What a strange weekend. I've fished all around the world with all manner of anglers and I thought there was not much left that could faze me. Oh, what a simple old clot I am, writes John Bailey.

What a strange weekend. I've fished all around the world with all manner of anglers and I thought there was not much left that could faze me. Oh, what a simple old clot I am.

The gist of the story is that I was guiding a Russian Oligarch-type over the weekend with his two sons who each hold five different national passports. They arrived in a chauffeur-driven limo and they left in a helicopter. And I felt afterwards that I wasn't quite charging them enough. But to the fishing.

It started well on Saturday with a few small pike that were caught and safely released. It wasn't until the mid-afternoon that a better fish was landed and the boys fell upon it, unstrapping their hunting knives. I leapt between them and the fish and explained that in this country we tend to put our pike back.

Misery all round. We're hunter gatherers I was told in no uncertain terms. Then inspiration struck. We went on the river with three large mackerel dead baits and the fun began. By the end of Sunday afternoon, they caught a bucketful of signal crayfish and were happy. I'm not sure about the legalities, but they took the crayfish back with them so at least they didn't go back into the river.
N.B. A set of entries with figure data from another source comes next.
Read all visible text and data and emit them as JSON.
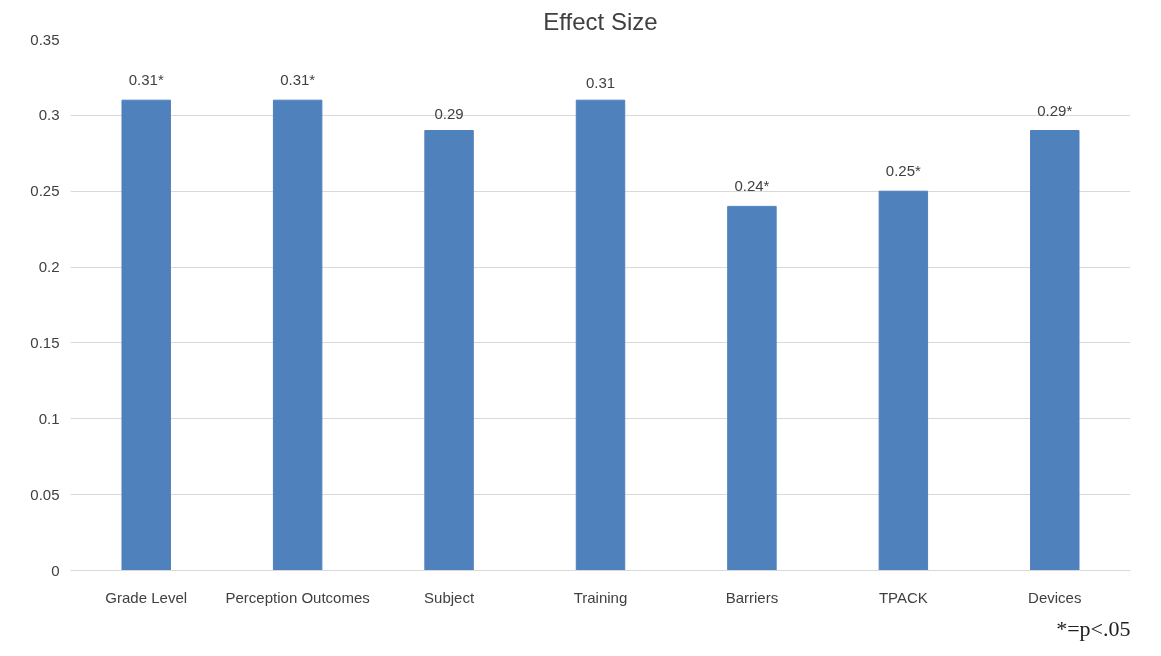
{
  "chart_data": {
    "type": "bar",
    "title": "Effect Size",
    "categories": [
      "Grade Level",
      "Perception Outcomes",
      "Subject",
      "Training",
      "Barriers",
      "TPACK",
      "Devices"
    ],
    "values": [
      0.31,
      0.31,
      0.29,
      0.31,
      0.24,
      0.25,
      0.29
    ],
    "value_labels": [
      "0.31*",
      "0.31*",
      "0.29",
      "0.31",
      "0.24*",
      "0.25*",
      "0.29*"
    ],
    "color": "#4f81bd",
    "ylim": [
      0,
      0.35
    ],
    "yticks": [
      0,
      0.05,
      0.1,
      0.15,
      0.2,
      0.25,
      0.3,
      0.35
    ],
    "grid": "y",
    "annotations": [
      "*=p<.05"
    ]
  }
}
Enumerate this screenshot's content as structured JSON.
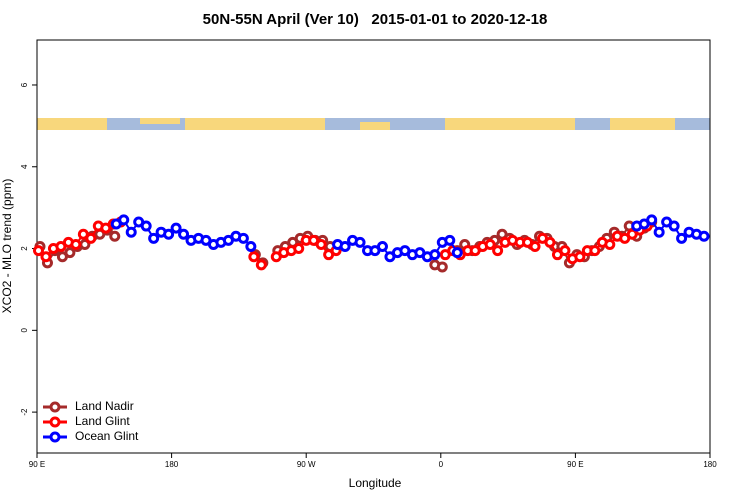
{
  "chart_data": {
    "type": "line",
    "title": "50N-55N April (Ver 10)   2015-01-01 to 2020-12-18",
    "xlabel": "Longitude",
    "ylabel": "XCO2 - MLO trend (ppm)",
    "xlim": [
      90,
      540
    ],
    "xticks": [
      {
        "value": 90,
        "label": "90 E"
      },
      180,
      {
        "value": 270,
        "label": "90 W"
      },
      {
        "value": 360,
        "label": "0"
      },
      {
        "value": 450,
        "label": "90 E"
      },
      {
        "value": 540,
        "label": "180"
      }
    ],
    "ylim": [
      -3,
      7.1
    ],
    "yticks": [
      -2,
      0,
      2,
      4,
      6
    ],
    "legend": "bottom-left",
    "series": [
      {
        "name": "Land Nadir",
        "color": "#a52a2a",
        "x": [
          92,
          97,
          102,
          107,
          112,
          117,
          122,
          127,
          132,
          137,
          142,
          190,
          236,
          241,
          246,
          251,
          256,
          261,
          266,
          271,
          276,
          281,
          286,
          320,
          356,
          361,
          366,
          371,
          376,
          381,
          386,
          391,
          396,
          401,
          406,
          411,
          416,
          421,
          426,
          431,
          436,
          441,
          446,
          451,
          456,
          461,
          466,
          471,
          476,
          481,
          486,
          491,
          496,
          501
        ],
        "values": [
          2.05,
          1.65,
          1.95,
          1.8,
          1.9,
          2.05,
          2.1,
          2.3,
          2.35,
          2.45,
          2.3,
          null,
          1.85,
          1.65,
          null,
          1.95,
          2.05,
          2.15,
          2.25,
          2.3,
          2.2,
          2.2,
          2.05,
          null,
          1.6,
          1.55,
          null,
          1.95,
          2.1,
          1.95,
          2.05,
          2.15,
          2.2,
          2.35,
          2.25,
          2.1,
          2.2,
          2.1,
          2.3,
          2.25,
          2.05,
          2.05,
          1.65,
          1.85,
          1.8,
          1.95,
          2.05,
          2.25,
          2.4,
          2.3,
          2.55,
          2.3,
          2.5,
          2.65
        ]
      },
      {
        "name": "Land Glint",
        "color": "#ff0000",
        "x": [
          91,
          96,
          101,
          106,
          111,
          116,
          121,
          126,
          131,
          136,
          141,
          146,
          190,
          235,
          240,
          245,
          250,
          255,
          260,
          265,
          270,
          275,
          280,
          285,
          290,
          330,
          363,
          368,
          373,
          378,
          383,
          388,
          393,
          398,
          403,
          408,
          413,
          418,
          423,
          428,
          433,
          438,
          443,
          448,
          453,
          458,
          463,
          468,
          473,
          478,
          483,
          488,
          493,
          498
        ],
        "values": [
          1.95,
          1.8,
          2.0,
          2.05,
          2.15,
          2.1,
          2.35,
          2.25,
          2.55,
          2.5,
          2.6,
          2.65,
          null,
          1.8,
          1.6,
          null,
          1.8,
          1.9,
          1.95,
          2.0,
          2.2,
          2.2,
          2.1,
          1.85,
          1.95,
          null,
          1.85,
          1.95,
          1.85,
          1.95,
          1.95,
          2.05,
          2.1,
          1.95,
          2.15,
          2.2,
          2.15,
          2.15,
          2.05,
          2.25,
          2.15,
          1.85,
          1.95,
          1.75,
          1.8,
          1.95,
          1.95,
          2.15,
          2.1,
          2.3,
          2.25,
          2.35,
          2.45,
          2.55
        ]
      },
      {
        "name": "Ocean Glint",
        "color": "#0000ff",
        "x": [
          143,
          148,
          153,
          158,
          163,
          168,
          173,
          178,
          183,
          188,
          193,
          198,
          203,
          208,
          213,
          218,
          223,
          228,
          233,
          260,
          291,
          296,
          301,
          306,
          311,
          316,
          321,
          326,
          331,
          336,
          341,
          346,
          351,
          356,
          361,
          366,
          371,
          450,
          491,
          496,
          501,
          506,
          511,
          516,
          521,
          526,
          531,
          536
        ],
        "values": [
          2.6,
          2.7,
          2.4,
          2.65,
          2.55,
          2.25,
          2.4,
          2.35,
          2.5,
          2.35,
          2.2,
          2.25,
          2.2,
          2.1,
          2.15,
          2.2,
          2.3,
          2.25,
          2.05,
          null,
          2.1,
          2.05,
          2.2,
          2.15,
          1.95,
          1.95,
          2.05,
          1.8,
          1.9,
          1.95,
          1.85,
          1.9,
          1.8,
          1.85,
          2.15,
          2.2,
          1.9,
          null,
          2.55,
          2.6,
          2.7,
          2.4,
          2.65,
          2.55,
          2.25,
          2.4,
          2.35,
          2.3
        ]
      }
    ]
  }
}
I then got an e-mail just before midnight on the Sunday to tell me that the crayfish had been consumed during an impromptu party and my health had been toasted by innumerable vodka drinkers. Rarely have I seen anglers disappointed by catching a pike and elated at reeling in a mackerel decorated with signal crayfish. I sense a new business opportunity opening up here. My bewilderment continued into the next day. I was booked to film with a Sky camera crew and we duly met at the appointed bridge at nine o'clock in the morning. We fished together until 4pm on not a bad day really and on a river that looked completely in order. I'd settled on about a dozen swims, all top ones and all pre-baited for a couple of days beforehand. I've got both float and light leger tackle with me and buckets of different baits. And of course, if there's one species I really know how to catch it is chub, so I was privately predicting to myself a pretty starry type of day.

I waved them off as I said at around four as the sun was setting. They seemed happy with the day and we're planning another trip soon, despite the fact that I didn't get a single, solitary bite of any sort. Not even from a crayfish. Not from a minnow. The day was a complete and utter blank. Never before in 27 years of fishing in front of a camera have I managed to fail so spectacularly. And, in a sort of way, I'm glad.

Don't forget, any of us, that we're pursuing wild fish when we're after our river chub. And wild fish are just that.

They live on their wits. They're experts in all the arts of survival. If we think that we are their masters or their betters, then we're mistaken.

There are times when you just will not catch and you will never know the reason why. This is how it should be. Nature should keep her mysteries and her secrets. This is why we go fishing, not go catching. It's good to be humbled, to be brought right down to earth, to realise that you're not the master of the river universe.

I think it's nice, too, for a film at last to show an angler, supposedly a good one, fail.

That's because we all fail sometimes. In truth, a lot of the time. Doesn't it get tiresome for us all to see celeb anglers succeed session after session, grinning over their trophies? Real fishing, real life, doesn't work out like this and it's good to remember that.

Baffled Bailey I might be but, believe me, that failure has only made my enthusiasm the keener.

I've talked with a score of anglers about this piece in regard to how we should deal with signal crayfish, especially those that come along unintentionally. The bottom line is that the bye-laws are ignored, misunderstood or not even known about. My own view is that there seem to be lots of grey areas that could be made clearer and certainly more sensible. I do defend this piece. If you do incidentally catch signal crayfish on bait, then it seems just as environmentally friendly to take them away as a food source as it is to grind them into the mud. From which a good few might escape to re-enter the river. Surely the best laws are those that reflect common sense?